Something happened when you looked in the mirror together. You asked it, as always, a question, and you asked each other something too; and the space, shadowy but glossy, the further room in which you found yourself, as if on a stage, vibrated with ironies and sentimental admissions. Or so it seemed to Nick. Now it was like a doorway into the past, into the moment he had thought 'Oh good' when Ouradi first appeared, having missed the start of term, in the Anglo-Saxon class, and was called on to translate a bit of King Alfred, which he did very decently-Nick had fixed on him already and expected him, as a latecomer and a foreigner, to look for a friend in this group of raw eighteen-year-olds. But he had vanished again at once, into some other world not quite discernible through the evening mist on Worcester College lake.
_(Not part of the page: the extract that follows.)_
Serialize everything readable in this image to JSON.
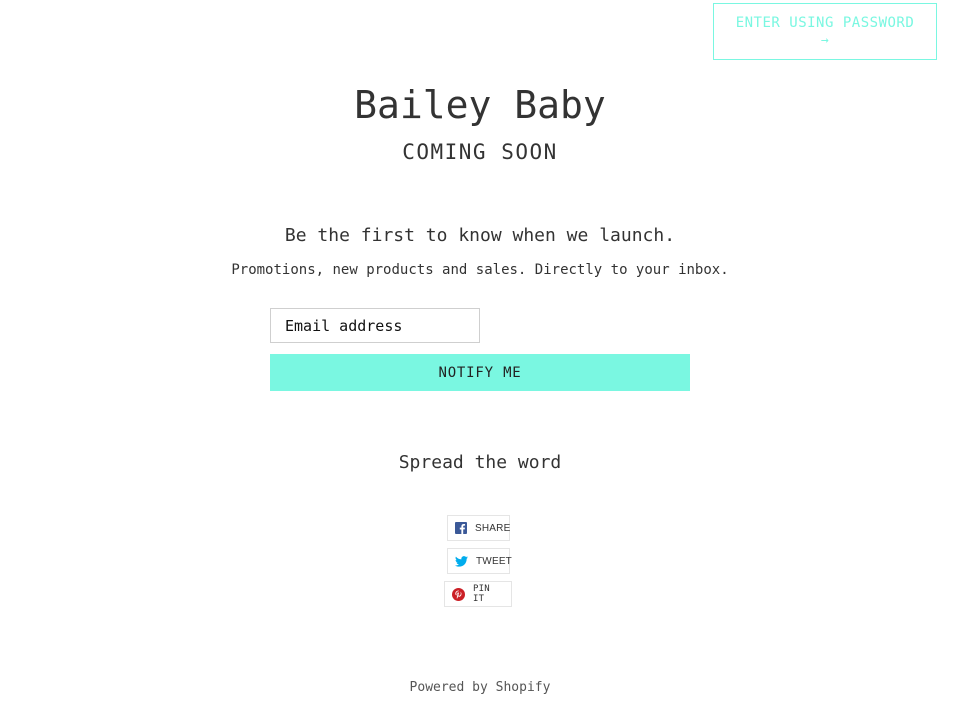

And the 'Oh good,' the 'Yes!' of his arrival, the sight of his beautiful head and provoking little penis, were all Nick got, really, from Wani, in those Oxford years, when he himself was in disguise, behind books and beer glasses, 'out' as an aesthete, a bit of a poet, 'the man who likes Bruckner!' but fearful of himself. And now here he was with Wani, posing for this transient portrait, almost challenging him in the glass-and it was like the first week again: he was tensed for him to disappear.
He said, 'Do you ever sleep with Martine?' It hurt him to ask, and his face stiffened jealously for the answer.
Wani looked round for his wallet. 'What an extraordinary question.'
'Well, you're quite an extraordinary person, darling,' said Nick, thinking, with his horror of discord, that he'd been too abrupt, and pulling a hand through Wani's springy black curls.
'Here, have some of this and shut up,' said Wani, and grabbed him between the legs as he came round the chair, like boys in a playground, and perhaps with the same eagerness and confusion. Nick didn't resist. He snorted up his line, and stepped away. Then Wani too, re-rolling the note, bent his head and was about to swoop when they both heard the dim cracks of footsteps, very close, already on the turn of the top stairs; and a voice, under the breath, indistinguishable. Wani twitched round and glared at the lock of the door, and Nick with his heart racing ran through the memory of turning the key. Wani snorted his line, up one nostril, pocketed the note and the wrapper and turned over the book, all in a second or two. 'What are we doing?' he muttered.
Nick shook his head. 'What
Wani gave an absurd sigh, as if it might just do. Nick had never seen him so anxious; and somehow he knew, as he held his gaze, that Wani would punish him for having observed this moment of panic. It wasn't the drugs so much as the hint of a guilty intimacy. And now that it was done it was surely the locking of the door that was suspicious. 'No, just ten minutes, baby,' the same voice said, Nick smiled and closed his eyes, it was Jasper's phoney drawl, the familiar floorboard outside the bathroom creaked, a dress brushed the wall, and they heard the door of Catherine's room close, and almost at once the rattle of the key. Nick and Wani nodded slowly and smiles of relief and amusement and anticipation moved in sequence across their faces.